The Garden of Promises and Lies by Paula Brackston is book three in her Found Things series. It’s a little bit romance, a solid dash of historical fiction, and a lot of time traveling hijinks. Our heroine Xanthe Westlake partners with her mother Flora in an antique shop in rural England. As they prepare to add a vintage clothing room, Xanthe finds a wedding dress that seems like a perfect fit.
And if you’ve read the other books in the series (The Little Shop of Found Things and Secrets of the Chocolate House), you’ll recall that certain things “sing” to Xanthe. Yes, she touches things and hears gentle music as well as the occasional voice. The communication always comes from a place and time in the past. And standing in their backyard shed while holding that particular found thing transports Xanthe away from current day.

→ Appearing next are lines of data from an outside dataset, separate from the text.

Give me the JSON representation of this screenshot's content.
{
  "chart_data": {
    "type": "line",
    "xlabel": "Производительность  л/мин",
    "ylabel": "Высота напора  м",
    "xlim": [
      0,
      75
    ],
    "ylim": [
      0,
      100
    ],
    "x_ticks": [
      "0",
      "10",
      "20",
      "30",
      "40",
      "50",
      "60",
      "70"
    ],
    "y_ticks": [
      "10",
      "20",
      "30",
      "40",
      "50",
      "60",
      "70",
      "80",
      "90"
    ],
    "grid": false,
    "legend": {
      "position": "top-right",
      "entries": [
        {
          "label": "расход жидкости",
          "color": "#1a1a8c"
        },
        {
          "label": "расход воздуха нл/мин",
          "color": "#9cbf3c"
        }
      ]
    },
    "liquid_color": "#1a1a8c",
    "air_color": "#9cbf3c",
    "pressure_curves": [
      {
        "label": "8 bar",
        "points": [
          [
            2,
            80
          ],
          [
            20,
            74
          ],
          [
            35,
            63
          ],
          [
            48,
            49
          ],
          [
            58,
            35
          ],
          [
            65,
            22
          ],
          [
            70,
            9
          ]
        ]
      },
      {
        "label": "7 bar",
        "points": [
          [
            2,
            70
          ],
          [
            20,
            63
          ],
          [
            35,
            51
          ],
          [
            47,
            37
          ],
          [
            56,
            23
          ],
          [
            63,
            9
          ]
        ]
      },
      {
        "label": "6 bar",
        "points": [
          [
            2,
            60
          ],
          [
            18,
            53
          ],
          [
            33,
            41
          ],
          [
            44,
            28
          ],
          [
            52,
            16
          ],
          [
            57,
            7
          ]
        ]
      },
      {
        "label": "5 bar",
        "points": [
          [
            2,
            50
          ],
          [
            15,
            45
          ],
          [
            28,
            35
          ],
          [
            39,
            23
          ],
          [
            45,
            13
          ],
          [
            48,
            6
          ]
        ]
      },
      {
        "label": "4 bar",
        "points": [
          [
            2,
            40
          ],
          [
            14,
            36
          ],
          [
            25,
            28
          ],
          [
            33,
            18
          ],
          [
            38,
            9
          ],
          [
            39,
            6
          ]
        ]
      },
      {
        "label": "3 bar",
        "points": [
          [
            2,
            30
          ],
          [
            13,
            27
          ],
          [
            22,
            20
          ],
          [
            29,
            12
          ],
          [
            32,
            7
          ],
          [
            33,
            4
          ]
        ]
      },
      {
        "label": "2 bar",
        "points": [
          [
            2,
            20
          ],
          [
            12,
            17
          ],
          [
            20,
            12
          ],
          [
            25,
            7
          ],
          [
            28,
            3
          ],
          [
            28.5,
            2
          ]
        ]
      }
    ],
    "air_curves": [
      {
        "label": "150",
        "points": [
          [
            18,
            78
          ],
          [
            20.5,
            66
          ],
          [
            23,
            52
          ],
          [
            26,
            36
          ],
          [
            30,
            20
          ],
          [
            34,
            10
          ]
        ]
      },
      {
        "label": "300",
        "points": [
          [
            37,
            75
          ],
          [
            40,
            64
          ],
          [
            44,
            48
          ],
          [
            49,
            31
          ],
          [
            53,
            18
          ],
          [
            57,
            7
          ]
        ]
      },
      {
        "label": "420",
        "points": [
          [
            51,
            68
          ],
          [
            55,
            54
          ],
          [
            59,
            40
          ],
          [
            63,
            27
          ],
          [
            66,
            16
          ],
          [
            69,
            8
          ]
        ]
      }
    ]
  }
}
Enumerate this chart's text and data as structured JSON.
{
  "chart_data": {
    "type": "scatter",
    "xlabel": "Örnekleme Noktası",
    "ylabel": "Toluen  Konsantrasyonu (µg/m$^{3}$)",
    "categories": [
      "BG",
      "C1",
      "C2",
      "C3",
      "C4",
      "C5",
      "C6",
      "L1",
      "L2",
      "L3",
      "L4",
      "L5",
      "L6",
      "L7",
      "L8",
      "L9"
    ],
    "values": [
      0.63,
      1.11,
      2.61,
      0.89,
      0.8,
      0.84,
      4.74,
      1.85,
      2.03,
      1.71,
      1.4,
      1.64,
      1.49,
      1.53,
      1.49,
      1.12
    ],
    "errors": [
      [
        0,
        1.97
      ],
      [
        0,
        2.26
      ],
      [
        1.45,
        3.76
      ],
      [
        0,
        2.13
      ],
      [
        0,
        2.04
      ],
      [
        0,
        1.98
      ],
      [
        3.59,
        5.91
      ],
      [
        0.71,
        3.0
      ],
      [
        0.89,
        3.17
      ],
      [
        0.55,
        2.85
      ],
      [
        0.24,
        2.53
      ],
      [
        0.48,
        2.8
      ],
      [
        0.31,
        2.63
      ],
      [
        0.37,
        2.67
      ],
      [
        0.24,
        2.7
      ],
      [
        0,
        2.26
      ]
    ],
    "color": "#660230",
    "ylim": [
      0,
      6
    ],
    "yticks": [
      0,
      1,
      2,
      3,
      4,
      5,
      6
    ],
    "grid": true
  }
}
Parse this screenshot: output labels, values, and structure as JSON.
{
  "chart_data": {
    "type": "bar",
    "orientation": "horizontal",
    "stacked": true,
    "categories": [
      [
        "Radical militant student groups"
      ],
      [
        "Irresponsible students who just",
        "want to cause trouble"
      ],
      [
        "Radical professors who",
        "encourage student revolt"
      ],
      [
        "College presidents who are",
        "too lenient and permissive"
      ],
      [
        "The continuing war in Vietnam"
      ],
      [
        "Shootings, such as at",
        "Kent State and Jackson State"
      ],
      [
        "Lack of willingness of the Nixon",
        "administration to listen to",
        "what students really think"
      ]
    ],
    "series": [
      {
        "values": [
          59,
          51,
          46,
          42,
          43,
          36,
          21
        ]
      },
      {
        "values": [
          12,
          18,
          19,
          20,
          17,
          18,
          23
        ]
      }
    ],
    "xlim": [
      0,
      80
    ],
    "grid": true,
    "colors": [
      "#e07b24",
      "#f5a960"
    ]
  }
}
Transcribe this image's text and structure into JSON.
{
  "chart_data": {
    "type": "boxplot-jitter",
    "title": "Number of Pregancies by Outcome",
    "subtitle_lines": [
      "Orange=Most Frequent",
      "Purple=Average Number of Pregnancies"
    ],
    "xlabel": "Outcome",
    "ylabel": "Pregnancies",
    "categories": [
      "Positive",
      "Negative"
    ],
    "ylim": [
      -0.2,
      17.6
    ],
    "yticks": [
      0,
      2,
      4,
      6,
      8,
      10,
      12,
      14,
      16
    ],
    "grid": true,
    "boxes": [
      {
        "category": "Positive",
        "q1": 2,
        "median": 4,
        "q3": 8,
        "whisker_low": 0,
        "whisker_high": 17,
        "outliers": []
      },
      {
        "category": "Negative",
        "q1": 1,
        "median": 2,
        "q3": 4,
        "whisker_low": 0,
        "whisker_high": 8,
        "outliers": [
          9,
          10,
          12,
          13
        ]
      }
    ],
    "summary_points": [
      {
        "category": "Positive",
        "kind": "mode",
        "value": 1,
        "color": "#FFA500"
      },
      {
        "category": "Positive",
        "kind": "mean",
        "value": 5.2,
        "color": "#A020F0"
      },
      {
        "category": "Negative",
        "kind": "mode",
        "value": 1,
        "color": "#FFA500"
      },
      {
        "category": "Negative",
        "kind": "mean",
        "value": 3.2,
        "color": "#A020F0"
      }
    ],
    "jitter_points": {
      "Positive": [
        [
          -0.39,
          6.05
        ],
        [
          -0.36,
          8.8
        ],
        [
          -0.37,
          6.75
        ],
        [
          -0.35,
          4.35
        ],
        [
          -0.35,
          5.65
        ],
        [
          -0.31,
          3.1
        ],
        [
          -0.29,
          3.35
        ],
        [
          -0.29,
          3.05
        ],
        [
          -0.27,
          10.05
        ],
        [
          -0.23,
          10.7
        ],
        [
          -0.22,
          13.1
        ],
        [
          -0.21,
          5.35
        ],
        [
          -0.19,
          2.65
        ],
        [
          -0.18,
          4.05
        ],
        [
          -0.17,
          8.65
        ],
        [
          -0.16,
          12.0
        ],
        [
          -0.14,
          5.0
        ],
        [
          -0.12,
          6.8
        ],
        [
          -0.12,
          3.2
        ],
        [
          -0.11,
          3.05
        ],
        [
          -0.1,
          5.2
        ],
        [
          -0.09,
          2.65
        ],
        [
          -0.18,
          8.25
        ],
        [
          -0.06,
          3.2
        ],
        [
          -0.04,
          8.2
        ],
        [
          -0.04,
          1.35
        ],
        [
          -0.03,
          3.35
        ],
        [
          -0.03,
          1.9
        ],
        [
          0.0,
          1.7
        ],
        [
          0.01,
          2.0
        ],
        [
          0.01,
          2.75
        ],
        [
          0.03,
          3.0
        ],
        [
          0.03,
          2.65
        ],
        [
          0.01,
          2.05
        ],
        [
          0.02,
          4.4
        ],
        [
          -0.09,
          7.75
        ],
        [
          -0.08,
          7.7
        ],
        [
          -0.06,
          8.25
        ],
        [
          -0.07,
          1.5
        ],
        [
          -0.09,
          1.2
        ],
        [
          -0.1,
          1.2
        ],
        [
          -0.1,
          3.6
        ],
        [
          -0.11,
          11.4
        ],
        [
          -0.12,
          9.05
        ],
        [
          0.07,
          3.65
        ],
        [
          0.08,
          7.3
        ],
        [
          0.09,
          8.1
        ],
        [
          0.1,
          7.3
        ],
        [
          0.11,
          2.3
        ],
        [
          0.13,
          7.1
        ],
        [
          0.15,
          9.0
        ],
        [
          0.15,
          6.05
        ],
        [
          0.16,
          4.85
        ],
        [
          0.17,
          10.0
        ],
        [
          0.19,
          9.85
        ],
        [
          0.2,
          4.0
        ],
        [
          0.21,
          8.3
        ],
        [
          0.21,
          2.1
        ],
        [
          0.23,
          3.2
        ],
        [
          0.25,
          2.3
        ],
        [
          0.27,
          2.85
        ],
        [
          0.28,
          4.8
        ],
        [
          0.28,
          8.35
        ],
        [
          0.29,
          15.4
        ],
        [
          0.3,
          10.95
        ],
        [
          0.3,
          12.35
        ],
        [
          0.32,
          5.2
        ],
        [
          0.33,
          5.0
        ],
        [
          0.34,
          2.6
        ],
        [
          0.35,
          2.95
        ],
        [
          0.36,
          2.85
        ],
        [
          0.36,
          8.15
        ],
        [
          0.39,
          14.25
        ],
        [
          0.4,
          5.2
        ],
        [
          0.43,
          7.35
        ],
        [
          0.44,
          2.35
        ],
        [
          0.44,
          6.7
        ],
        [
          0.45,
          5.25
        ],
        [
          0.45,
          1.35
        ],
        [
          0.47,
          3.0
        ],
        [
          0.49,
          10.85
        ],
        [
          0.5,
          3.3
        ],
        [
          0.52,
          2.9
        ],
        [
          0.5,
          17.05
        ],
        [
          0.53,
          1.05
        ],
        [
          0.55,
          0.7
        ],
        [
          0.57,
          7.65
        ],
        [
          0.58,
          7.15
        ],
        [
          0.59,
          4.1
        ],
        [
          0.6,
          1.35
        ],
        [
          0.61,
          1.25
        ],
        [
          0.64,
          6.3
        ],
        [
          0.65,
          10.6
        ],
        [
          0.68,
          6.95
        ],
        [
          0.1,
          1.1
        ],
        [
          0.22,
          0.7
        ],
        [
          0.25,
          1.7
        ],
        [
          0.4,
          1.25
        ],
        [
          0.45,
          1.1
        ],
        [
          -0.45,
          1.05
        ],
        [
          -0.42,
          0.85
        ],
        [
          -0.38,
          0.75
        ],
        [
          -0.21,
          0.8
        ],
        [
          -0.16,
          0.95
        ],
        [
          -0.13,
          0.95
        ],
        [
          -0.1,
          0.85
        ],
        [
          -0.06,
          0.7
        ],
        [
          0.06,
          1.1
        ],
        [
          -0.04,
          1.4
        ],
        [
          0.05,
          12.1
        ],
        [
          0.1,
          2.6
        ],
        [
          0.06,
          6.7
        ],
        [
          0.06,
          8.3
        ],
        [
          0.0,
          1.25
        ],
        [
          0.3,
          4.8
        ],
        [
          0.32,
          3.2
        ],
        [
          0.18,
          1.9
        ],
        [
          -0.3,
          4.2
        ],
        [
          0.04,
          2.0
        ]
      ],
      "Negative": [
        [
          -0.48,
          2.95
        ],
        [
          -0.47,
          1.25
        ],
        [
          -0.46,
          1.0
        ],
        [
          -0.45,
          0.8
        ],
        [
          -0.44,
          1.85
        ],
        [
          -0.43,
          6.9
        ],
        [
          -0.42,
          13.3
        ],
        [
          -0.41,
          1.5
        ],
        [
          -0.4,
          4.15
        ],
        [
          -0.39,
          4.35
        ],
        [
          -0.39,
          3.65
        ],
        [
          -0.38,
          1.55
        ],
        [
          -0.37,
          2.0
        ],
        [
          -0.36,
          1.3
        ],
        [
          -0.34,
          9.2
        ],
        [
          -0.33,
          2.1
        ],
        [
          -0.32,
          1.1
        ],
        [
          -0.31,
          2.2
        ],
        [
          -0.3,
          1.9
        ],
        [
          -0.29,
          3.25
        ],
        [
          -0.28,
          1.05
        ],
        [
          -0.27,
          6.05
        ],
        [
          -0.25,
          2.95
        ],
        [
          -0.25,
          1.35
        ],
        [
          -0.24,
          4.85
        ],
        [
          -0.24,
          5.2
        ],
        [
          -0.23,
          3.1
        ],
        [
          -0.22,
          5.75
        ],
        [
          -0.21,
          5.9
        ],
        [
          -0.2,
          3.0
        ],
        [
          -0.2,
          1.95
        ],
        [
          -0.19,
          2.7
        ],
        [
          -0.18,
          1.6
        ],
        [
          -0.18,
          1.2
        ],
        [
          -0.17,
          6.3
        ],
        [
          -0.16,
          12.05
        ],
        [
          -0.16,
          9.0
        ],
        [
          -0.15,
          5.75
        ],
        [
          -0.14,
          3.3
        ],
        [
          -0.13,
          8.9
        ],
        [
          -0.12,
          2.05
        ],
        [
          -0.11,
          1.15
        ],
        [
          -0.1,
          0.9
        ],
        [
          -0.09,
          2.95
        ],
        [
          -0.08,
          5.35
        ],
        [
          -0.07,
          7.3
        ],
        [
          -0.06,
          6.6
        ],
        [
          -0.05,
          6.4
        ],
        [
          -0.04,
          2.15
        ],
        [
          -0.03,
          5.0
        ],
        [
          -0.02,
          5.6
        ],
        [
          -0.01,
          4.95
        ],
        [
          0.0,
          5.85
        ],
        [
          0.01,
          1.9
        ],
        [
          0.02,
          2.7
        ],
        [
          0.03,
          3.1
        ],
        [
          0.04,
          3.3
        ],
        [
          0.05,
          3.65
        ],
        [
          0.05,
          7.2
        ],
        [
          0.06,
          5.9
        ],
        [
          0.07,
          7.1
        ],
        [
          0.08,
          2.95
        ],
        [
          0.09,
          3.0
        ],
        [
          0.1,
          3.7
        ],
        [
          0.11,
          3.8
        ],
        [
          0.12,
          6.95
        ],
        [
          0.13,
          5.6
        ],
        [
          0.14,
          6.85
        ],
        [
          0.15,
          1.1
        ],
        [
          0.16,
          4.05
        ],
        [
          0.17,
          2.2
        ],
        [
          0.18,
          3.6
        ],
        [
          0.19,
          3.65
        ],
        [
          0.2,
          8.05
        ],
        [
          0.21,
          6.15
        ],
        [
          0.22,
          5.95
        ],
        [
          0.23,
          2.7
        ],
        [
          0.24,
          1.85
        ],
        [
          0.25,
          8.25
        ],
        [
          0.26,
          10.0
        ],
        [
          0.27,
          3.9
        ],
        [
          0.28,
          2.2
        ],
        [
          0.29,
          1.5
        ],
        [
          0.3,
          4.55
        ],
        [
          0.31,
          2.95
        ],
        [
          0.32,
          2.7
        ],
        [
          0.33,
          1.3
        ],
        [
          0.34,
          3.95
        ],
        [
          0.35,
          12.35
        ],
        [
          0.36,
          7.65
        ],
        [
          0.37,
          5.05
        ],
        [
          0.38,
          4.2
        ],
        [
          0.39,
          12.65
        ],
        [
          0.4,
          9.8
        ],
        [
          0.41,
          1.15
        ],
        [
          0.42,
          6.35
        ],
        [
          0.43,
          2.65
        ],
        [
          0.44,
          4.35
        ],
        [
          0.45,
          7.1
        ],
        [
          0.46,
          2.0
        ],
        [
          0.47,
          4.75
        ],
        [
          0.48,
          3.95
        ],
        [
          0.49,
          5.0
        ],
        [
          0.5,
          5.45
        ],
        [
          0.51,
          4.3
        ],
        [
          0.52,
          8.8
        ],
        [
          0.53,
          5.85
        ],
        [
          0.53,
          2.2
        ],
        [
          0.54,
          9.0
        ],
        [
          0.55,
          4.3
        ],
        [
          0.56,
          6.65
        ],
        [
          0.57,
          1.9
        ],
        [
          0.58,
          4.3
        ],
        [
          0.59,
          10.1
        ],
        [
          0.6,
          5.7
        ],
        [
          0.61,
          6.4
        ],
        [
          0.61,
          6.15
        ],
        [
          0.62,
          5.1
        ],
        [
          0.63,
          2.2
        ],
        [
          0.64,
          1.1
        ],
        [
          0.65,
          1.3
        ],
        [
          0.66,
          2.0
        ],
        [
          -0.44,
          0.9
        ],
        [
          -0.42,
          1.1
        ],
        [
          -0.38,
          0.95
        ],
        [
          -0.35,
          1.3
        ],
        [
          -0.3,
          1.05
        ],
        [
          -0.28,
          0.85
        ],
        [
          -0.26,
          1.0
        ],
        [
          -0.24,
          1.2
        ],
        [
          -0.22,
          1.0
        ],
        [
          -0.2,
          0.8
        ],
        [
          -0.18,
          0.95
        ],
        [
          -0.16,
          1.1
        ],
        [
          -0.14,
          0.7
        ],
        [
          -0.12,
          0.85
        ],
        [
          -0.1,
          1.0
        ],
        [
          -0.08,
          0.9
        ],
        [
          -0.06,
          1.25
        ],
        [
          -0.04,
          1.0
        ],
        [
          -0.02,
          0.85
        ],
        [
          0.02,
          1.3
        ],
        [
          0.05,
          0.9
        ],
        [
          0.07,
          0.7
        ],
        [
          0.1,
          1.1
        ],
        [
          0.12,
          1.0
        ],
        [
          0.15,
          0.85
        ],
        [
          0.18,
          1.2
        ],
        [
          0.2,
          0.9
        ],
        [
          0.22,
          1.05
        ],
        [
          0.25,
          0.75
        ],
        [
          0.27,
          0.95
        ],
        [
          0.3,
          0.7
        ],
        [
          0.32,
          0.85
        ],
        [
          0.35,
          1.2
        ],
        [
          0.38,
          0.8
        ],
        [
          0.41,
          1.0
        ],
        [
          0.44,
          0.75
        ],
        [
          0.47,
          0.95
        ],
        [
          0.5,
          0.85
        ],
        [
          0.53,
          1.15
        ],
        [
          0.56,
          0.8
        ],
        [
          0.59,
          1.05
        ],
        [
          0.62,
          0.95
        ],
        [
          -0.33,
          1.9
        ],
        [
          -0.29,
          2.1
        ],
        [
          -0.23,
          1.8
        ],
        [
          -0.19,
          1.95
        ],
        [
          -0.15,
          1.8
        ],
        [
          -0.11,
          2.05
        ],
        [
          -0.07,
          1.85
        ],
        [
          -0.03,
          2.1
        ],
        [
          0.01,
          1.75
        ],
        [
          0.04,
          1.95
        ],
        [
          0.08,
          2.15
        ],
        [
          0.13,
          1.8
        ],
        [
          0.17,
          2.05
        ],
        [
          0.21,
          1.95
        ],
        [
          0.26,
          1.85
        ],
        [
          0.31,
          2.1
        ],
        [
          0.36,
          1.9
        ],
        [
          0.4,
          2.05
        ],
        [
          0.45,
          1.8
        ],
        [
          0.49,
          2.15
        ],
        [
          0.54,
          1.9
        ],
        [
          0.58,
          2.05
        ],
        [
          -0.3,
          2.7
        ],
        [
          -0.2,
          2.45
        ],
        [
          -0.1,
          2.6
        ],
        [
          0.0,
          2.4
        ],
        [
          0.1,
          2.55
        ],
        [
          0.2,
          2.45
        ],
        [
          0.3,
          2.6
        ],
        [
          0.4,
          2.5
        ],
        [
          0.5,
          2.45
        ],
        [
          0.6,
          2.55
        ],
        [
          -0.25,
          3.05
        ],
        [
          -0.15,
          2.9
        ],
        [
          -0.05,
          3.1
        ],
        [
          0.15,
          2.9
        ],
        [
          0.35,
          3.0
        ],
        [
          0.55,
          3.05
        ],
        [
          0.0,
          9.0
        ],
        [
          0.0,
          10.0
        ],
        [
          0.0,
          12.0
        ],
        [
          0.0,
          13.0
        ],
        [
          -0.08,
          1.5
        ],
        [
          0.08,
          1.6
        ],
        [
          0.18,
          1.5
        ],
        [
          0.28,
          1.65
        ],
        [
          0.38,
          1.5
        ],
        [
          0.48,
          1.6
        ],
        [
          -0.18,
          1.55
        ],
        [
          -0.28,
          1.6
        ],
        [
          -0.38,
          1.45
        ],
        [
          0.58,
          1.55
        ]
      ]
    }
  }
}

At first her time travel experiences felt new and quite frightening. But as Brackston explores the stories, the second book brings Xanthe some additional knowledge and resources. As The Garden begins, she’s ready to take charge of her time travel process in an even stronger way. But it wouldn’t be a Brackston story if there wasn’t a villain. And in this case, the villain of Chocolate Shop returns.
The Garden of Promises and Lies is mostly light as a fresh spring day. But it also holds the threat of a violent storm or two. Xanthe is likable, and she finally gets a firmer hold of this talent. Likewise, Brackston moves from the sophomore slump of a second series book to a more settled third installment. I loved seeing our heroine gain more solid footing, despite the slippery aspects of “spinning” time.
Brackston also plays up different supporting characters in this book, which enhances the story. I quite like the friends Xanthe develops in her current time, as well as most of the people she meets in the past. She answers these calls for help from past times because she cares about other humans, even strangers from another time. Seeing people in her time offer support and understanding makes me happy for her.
Categorizing the Found Things series works like this for me: Book one was “fish out of water.” Book two was “annoyingly midway between comfort zones.” And book three is “settled and stronger in her talents.” I look forward to another book in the series. Not the least because of the zinger of a cliff hanger than Brackston throws our way.
Many thanks to NetGalley, St. Martin’s Press, and the author for a digital advanced reader’s copy in exchange for this honest review.